Perttii Saariluoma is concerned about our future. As Professor of Cognitive Science at the University of Jyväskylä, he strives to understand the psychology behind how people interact with technologies. Through philosophical thinking and argumentation, Saariluoma thoroughly examines the processes behind innovation, design and design thinking in order to determine the place of future technologies in human life.
Prior to engaging in design research, Saariluoma obtained his Doctorate in Psychology at the University of Turku, immersing himself in the psychology of expert thinking and its various preconditions. He then went on to conduct a critical analysis of the assumptions underlying experimental psychology.
Over time, the researcher shifted his interest towards economic thought errors before progressing into the fields technology, user experience and innovation. Saariluoma’s deep knowledge of cognitive psychology enables him to continuously make significant contributions to the area of design thinking.
Innovation as human thinking
“We develop ideas that make it easier for designers to understand that they are, in the first place, actually designing how people live. And in the second place, technical artifacts,” Saariluoma says. “I would say, the overall strategy is understanding innovation as a whole as human thinking.”
Saariluoma’s multidisciplinary approach to design research is made evident in his role as a Design United Research Fellow at Eindhoven University of Technology. Concentrating on human-technology interaction processes, he explores the nature of intellect and how we can use emerging technologies and information systems to support human thinking in design. One example is his recent critique on the Turing Test –Alan Turing’s best-known thought experiment in artificial intelligence–, where he and Matthias Rauterberg argued that the test actually measures performance levels rather than intelligence and that human thought processes are dissimilar to that of machines.
“This theme is important at the moment for the reason that we are moving over to the next generation of computers and devices,” Saariluoma explains. “One issue that is a central topic in cognitive science is how we can automatise or replace people in tasks by machines and let them do something else. And through design there may be many things that can be replaced.”

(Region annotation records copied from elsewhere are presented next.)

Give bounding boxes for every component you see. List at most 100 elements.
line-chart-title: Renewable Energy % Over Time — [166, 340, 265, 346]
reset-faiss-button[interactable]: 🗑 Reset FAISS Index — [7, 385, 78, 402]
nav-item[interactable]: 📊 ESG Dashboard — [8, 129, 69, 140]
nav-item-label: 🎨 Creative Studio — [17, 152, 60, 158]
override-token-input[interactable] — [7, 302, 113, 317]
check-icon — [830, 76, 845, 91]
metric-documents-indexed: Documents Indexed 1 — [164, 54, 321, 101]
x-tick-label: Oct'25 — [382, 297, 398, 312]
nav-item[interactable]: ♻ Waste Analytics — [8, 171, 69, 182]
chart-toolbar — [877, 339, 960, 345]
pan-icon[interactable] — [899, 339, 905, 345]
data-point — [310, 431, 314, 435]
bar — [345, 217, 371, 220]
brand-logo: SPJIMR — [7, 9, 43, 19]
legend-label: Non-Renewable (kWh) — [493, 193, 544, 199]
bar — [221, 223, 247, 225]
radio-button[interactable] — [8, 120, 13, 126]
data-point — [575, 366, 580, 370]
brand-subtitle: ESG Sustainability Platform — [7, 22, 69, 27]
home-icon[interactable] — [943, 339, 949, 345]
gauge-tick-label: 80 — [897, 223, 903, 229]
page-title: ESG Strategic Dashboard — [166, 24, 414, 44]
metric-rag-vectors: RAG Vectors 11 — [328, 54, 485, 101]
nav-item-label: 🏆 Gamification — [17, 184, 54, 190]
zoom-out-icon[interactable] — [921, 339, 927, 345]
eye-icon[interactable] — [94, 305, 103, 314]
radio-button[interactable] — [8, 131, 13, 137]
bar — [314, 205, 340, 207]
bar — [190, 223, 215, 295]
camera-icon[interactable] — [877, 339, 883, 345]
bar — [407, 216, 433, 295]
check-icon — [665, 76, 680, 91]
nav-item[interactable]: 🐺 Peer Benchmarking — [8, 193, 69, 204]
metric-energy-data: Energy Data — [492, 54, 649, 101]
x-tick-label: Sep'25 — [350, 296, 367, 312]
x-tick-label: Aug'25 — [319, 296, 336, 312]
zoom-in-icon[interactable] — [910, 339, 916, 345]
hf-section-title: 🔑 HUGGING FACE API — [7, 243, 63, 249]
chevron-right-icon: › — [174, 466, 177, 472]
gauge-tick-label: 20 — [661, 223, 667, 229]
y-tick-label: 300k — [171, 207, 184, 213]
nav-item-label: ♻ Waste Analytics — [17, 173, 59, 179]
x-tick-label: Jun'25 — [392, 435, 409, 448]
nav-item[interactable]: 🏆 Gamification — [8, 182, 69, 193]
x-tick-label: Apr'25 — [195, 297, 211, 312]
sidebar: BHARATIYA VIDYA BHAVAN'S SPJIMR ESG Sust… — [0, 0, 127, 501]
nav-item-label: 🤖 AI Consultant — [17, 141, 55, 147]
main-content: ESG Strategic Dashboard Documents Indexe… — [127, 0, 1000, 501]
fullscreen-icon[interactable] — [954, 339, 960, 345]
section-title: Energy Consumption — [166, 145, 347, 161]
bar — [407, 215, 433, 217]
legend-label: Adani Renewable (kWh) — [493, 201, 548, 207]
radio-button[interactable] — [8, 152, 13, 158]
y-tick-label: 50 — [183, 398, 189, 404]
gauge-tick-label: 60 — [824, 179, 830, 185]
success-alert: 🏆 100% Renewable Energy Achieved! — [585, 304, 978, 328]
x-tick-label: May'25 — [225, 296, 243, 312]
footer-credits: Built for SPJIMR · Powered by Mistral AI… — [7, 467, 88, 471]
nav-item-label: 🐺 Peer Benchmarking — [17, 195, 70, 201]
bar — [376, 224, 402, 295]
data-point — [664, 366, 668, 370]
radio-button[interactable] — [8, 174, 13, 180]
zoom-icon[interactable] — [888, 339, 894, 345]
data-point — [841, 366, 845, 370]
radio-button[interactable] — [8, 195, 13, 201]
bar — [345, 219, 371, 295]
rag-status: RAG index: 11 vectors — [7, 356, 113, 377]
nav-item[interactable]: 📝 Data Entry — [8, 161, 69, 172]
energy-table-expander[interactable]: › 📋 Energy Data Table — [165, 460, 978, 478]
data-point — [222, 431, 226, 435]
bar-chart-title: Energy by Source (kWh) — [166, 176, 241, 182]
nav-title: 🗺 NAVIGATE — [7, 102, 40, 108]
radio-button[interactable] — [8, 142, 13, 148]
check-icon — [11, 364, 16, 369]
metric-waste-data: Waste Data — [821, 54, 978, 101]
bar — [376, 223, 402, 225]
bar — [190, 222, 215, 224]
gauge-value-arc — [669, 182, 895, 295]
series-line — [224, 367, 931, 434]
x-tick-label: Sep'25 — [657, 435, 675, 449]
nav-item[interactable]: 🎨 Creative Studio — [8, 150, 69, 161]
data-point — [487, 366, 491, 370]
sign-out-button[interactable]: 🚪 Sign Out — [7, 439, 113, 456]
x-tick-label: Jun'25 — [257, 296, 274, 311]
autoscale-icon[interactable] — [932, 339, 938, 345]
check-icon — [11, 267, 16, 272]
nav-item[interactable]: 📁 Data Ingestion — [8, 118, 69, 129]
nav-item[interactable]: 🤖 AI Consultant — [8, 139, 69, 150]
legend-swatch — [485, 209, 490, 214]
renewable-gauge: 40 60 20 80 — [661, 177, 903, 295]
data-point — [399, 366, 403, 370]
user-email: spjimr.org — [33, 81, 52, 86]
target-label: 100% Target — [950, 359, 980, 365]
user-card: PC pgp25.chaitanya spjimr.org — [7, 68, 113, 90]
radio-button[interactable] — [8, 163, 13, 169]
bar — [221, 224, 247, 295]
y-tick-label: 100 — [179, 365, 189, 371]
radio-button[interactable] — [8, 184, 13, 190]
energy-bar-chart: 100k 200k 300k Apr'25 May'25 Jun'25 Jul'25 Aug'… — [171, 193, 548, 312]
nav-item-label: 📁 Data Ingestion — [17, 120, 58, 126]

In order to improve these innovation processes, Saariluoma is convinced that the study of human life is critical to design research. Moreover, he believes that single-disciplinary education is no longer sufficient in the fields of social science and design when addressing with the world’s problems. The cognitive psychologist makes his case by discussing an upcoming project on designing for alzheimer patients. “If you can detect memory disorders at a very early stage, then, it’s possible, knowing modern medicine, to improve their active lives for several years. And that’s a big human value.” That being said, Saariluoma hopes that social scientists and other “human” researchers will become more actively involved in technology development.
“Understanding human life makes it possible to tell engineers and technical people what kind of technologies we need,” Saariluoma says. “At the end of the day, I have never seen a technology that would not be for human life.”